Traditionally, stars are awarded to restaurants, not chefs, and if a chef wishes to change a menu or spice things up, the stars previously awarded are no longer applicable and must be re-earned. Other awards, such as the World’s 50 Best List and the James Beard Awards, have become more sought after and seem to better indicate the tastes of the era than the increasingly stodgy pat on the back offered by Michelin and Bib Gourmand (the company’s nickname for its famous mascot, the Michelin Man).
Michelin has tried to spruce up its image by making open calls for applications for people to join the ranks of its famous, secretive and anonymous army of inspectors but this doesn’t seem to be helping. Restaurants such as Noma in Denmark – which is a frequent winner of the World’s 50 Best list – still only have two Michelin stars. The company has been accused of showing bias towards French restaurants, giving more generously in countries where tourism boards have paid them for starring their restaurants, shirking from rewarding the efforts of women and chefs of colour and failing to satisfactorily define what constitutes a restaurant.
The decline of Michelin is reflected in increasing reports of chefs around the world wanting to give back their stars.
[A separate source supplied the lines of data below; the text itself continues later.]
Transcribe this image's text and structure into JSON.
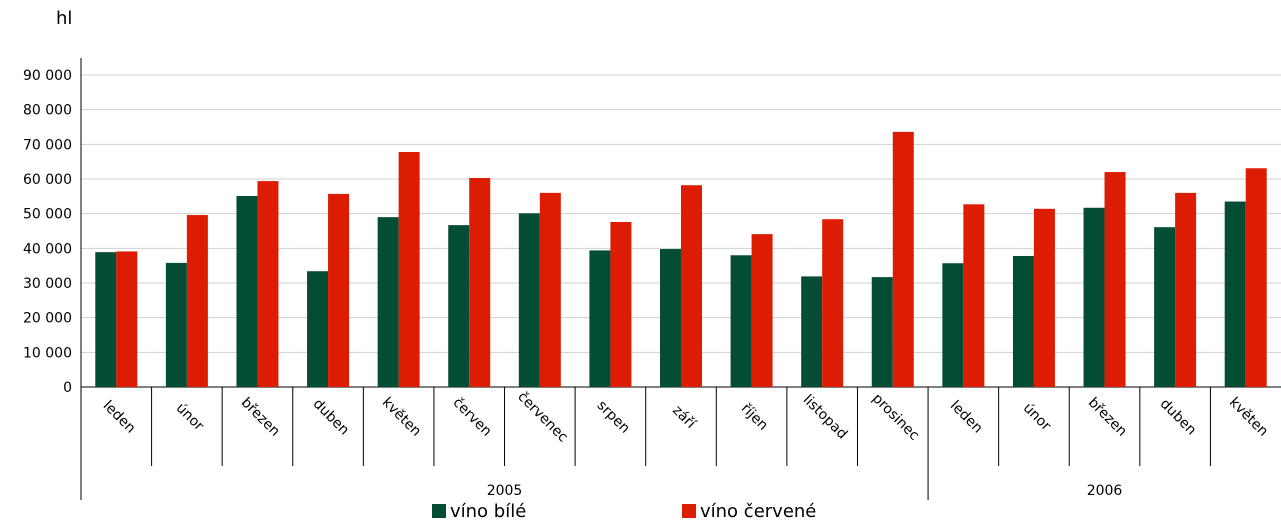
{
  "chart_data": {
    "type": "bar",
    "unit": "hl",
    "categories": [
      "leden",
      "únor",
      "březen",
      "duben",
      "květen",
      "červen",
      "červenec",
      "srpen",
      "září",
      "říjen",
      "listopad",
      "prosinec",
      "leden",
      "únor",
      "březen",
      "duben",
      "květen"
    ],
    "groups": [
      {
        "label": "2005",
        "start": 0,
        "end": 12
      },
      {
        "label": "2006",
        "start": 12,
        "end": 17
      }
    ],
    "series": [
      {
        "name": "víno bílé",
        "color": "#044d35",
        "values": [
          38900,
          35800,
          55100,
          33400,
          49000,
          46700,
          50100,
          39400,
          39800,
          38000,
          31900,
          31700,
          35700,
          37800,
          51700,
          46100,
          53500
        ]
      },
      {
        "name": "víno červené",
        "color": "#dd1c04",
        "values": [
          39100,
          49600,
          59400,
          55700,
          67800,
          60300,
          56000,
          47600,
          58200,
          44100,
          48400,
          73600,
          52700,
          51400,
          62000,
          56000,
          63100
        ]
      }
    ],
    "ylim": [
      0,
      90000
    ],
    "yticks": [
      "0",
      "10 000",
      "20 000",
      "30 000",
      "40 000",
      "50 000",
      "60 000",
      "70 000",
      "80 000",
      "90 000"
    ],
    "grid": true,
    "legend": "bottom"
  }
}
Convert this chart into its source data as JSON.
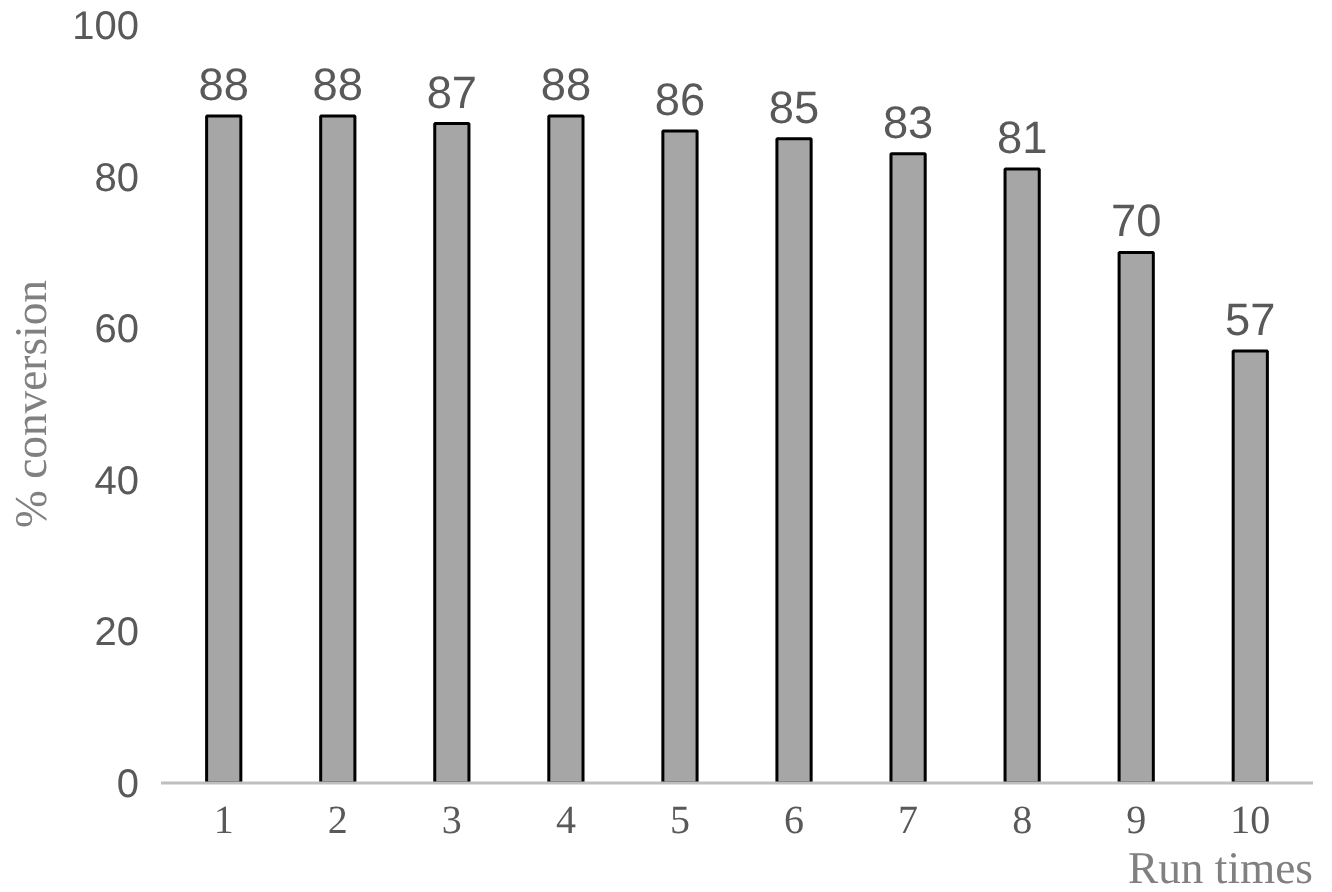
{
  "chart_data": {
    "type": "bar",
    "xlabel": "Run times",
    "ylabel": "% conversion",
    "categories": [
      "1",
      "2",
      "3",
      "4",
      "5",
      "6",
      "7",
      "8",
      "9",
      "10"
    ],
    "values": [
      88,
      88,
      87,
      88,
      86,
      85,
      83,
      81,
      70,
      57
    ],
    "color": "#a6a6a6",
    "ylim": [
      0,
      100
    ],
    "yticks": [
      0,
      20,
      40,
      60,
      80,
      100
    ],
    "grid": false,
    "data_labels": true
  }
}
They increasingly feel the stars are stifling, rather than inspiring, and that accolades such as the World’s 50 Best are more in tune with the current tastes of diners and food creators.
The days of a chef putting a gun in his mouth and pulling the trigger at news of the loss of a Michelin star seem to be over and, with those who make the world’s best food losing the desire to acquire the nod from Michelin, it seems unless the company makes drastic changes to its evaluation policies, it’s not going to make the grade.